Sopravvissuto: The Martian – Recensione

Sopravvissuto: The Martian – Recensione

In breve…

L’astronauta Mark Watney (Matt Damon), creduto morto dopo un incidente, viene abbandonato su Marte dal suo team di ricercatori. Dovrà cercare di sopravvivere per 4 anni in attesa della missione di salvataggio non autorizzata. Sopravvissuto – The Martian, il miglior film di Ridley Scott degli ultimi anni, è tutto qui. Sorprendentemente lineare si rivela presto una sentita apologia del senso di solidarietà umano, mascherata da dramma spaziale. Senza troppi scossoni, riesce comunque a intrattenere e a tenere sufficientemente con il fiato sospeso lo spettatore.martian-gallery2-gallery-image_0

Dilungandoci…

Se la saga di Prometheus può essere definita horror metafisico, The Martian  è l’altra faccia della medaglia, come una sorta di commedia umana.

Il nuovo “colossal” di Ridley Scott, infatti, è fondamentalmente un film positivo e ottimista, nonostante le angoscianti premesse. Non viene mai lasciato spazio, se non minimale, alla disperazione e alla solitudine di essere sperduti a milioni di chilometri dalla Terra, unica forma di vita su Marte. Questo perché il personaggio di Mark non è mai effettivamente solo. L’umanità è un unicum, legata da una fondamentale solidarietà comune, tanto che nel finale il ruolo di Mark, l’eroe del film, sarà decisivo ma marginale. La sceneggiatura di Drew Goddard quindi è tesa a rendere massima la simpatia dello spettatore nei confronti di Mark, cercando di evitare ogni pietismo. Se da una parte evita di mostrarci momenti di sconforto e di autocommiserazione, mettendo in luce continuamente la costante voglia di fare e di non arrendersi dell’astronauta, la sua umanità emerge grazie alle sfuriate di Mark dai forti toni umoristici, ma insofferenti, a favore delle telecamere di sicurezza, parlando direttamente con lo spettatore.

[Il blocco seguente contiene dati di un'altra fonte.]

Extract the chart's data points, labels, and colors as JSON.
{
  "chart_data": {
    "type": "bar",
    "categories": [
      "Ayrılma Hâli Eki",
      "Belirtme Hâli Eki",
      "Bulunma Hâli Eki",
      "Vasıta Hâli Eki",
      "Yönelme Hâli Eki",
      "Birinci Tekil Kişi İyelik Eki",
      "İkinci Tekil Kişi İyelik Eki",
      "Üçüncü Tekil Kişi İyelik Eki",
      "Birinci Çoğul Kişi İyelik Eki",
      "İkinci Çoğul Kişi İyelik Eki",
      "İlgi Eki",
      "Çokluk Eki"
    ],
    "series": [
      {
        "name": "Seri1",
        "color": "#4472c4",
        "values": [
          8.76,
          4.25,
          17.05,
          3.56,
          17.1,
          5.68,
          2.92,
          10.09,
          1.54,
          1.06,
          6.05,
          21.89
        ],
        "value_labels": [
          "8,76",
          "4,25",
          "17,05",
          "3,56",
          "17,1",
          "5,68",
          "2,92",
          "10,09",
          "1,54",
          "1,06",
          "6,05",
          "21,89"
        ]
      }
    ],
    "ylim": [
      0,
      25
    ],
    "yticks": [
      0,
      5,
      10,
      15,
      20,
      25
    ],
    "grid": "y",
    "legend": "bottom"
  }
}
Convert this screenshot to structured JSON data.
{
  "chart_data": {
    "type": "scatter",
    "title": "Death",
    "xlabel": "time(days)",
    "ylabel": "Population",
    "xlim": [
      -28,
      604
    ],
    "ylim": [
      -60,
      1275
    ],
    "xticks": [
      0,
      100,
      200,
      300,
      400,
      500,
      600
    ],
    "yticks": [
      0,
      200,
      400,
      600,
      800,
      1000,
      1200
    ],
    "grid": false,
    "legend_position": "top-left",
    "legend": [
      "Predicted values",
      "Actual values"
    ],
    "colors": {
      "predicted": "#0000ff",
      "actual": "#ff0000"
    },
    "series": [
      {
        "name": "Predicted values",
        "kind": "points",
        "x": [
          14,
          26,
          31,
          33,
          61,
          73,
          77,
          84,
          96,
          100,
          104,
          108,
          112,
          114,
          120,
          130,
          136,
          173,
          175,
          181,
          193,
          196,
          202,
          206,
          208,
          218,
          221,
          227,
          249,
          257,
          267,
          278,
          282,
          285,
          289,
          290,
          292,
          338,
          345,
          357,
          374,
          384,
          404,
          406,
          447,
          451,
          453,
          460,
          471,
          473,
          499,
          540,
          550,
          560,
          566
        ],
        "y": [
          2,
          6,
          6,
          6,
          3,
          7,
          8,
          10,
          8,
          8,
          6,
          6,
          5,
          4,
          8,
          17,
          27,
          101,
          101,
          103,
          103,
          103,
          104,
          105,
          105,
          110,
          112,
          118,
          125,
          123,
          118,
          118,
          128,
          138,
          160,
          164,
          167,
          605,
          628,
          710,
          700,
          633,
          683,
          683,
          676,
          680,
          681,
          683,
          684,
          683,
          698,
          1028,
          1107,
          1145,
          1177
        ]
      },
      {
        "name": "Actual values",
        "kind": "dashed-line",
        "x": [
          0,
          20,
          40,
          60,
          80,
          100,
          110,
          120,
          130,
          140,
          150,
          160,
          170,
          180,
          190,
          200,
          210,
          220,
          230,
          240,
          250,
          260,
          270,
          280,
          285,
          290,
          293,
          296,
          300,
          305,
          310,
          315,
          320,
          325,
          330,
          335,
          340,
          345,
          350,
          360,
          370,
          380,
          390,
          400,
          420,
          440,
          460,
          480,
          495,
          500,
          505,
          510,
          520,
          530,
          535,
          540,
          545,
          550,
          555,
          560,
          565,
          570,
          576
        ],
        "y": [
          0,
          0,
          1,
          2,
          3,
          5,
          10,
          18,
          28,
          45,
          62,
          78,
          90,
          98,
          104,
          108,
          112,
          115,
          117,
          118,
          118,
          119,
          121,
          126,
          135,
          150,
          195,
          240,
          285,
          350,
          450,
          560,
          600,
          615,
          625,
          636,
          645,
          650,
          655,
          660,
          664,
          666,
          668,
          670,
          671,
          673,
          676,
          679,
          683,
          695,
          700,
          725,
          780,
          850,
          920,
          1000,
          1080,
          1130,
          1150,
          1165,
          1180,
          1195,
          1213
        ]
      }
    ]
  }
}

Lo stesso scopo hanno i vari sketch, al limite dello slapstick, si veda ad esempio il momento dell’esplosione nel laboratorio o il suo balletto a suon di disco music. I toni e la regia di Scott, eccezion fatta per la scena iniziale e finale, sono più quelli di una commedia che di una dramma fantascientifico. Il ritmo è sempre piuttosto frizzante e sostenuto. Si gioca molto con i colori iconici dei diversi pianeti per sottolineare il contrasto, così la fotografia della Terra è virata al blu, quella di Marte al rosso, mentre gli ambienti scientifici sono dominati dall’asettico bianco. Purtroppo in alcuni punti la fotografia è piuttosto scura, probabilmente per colpa di un 3d che, in fondo, non aggiunge molto. Non vi è mai un effettivo senso di meraviglia o di immersività nei paesaggi alieni, anche per stessa volontà di Scott.  Se, quindi, il centro di The Martian è l’umanità, i suoi legami e l’idea che nessuno viene abbandonato, paradossalmente proprio nei personaggi sta uno dei limiti del film.

Decisamente troppi e ridondanti. Di diversi personaggi ci si chiede l’effettiva utilità e se, in fondo, non potessero essere sintetizzati in un numero ben minore. Ad esempio l’astrodinamico Rich Purnell, interpretato da Donald Glover, la cui introduzione rende prevedibili gli esisti di uno dei pochi momenti di climax narrativo del film. Spiace inoltre anche perché molti sono affidati a bravi attori per niente valorizzati, come McKenzie Davis, Kate Mara e in parte perfino Jessica Chastain.  Ma sarebbe ingiusto concludere la recensione su questa nota negativa, considerando che, comunque, The Martian è un film solido e che convince. La bontà di Scott e la speranza di una sua rinascita creativa, anche in vista di Alien: Paradise Lost, può essere ben esemplificata dalla scena in cui Mark affila dei crocefissi per creare degli inneschi utili al suo orto, creando biblicamente la vita su Marte.

Vero e proprio manifesto metafisico in trenta secondi.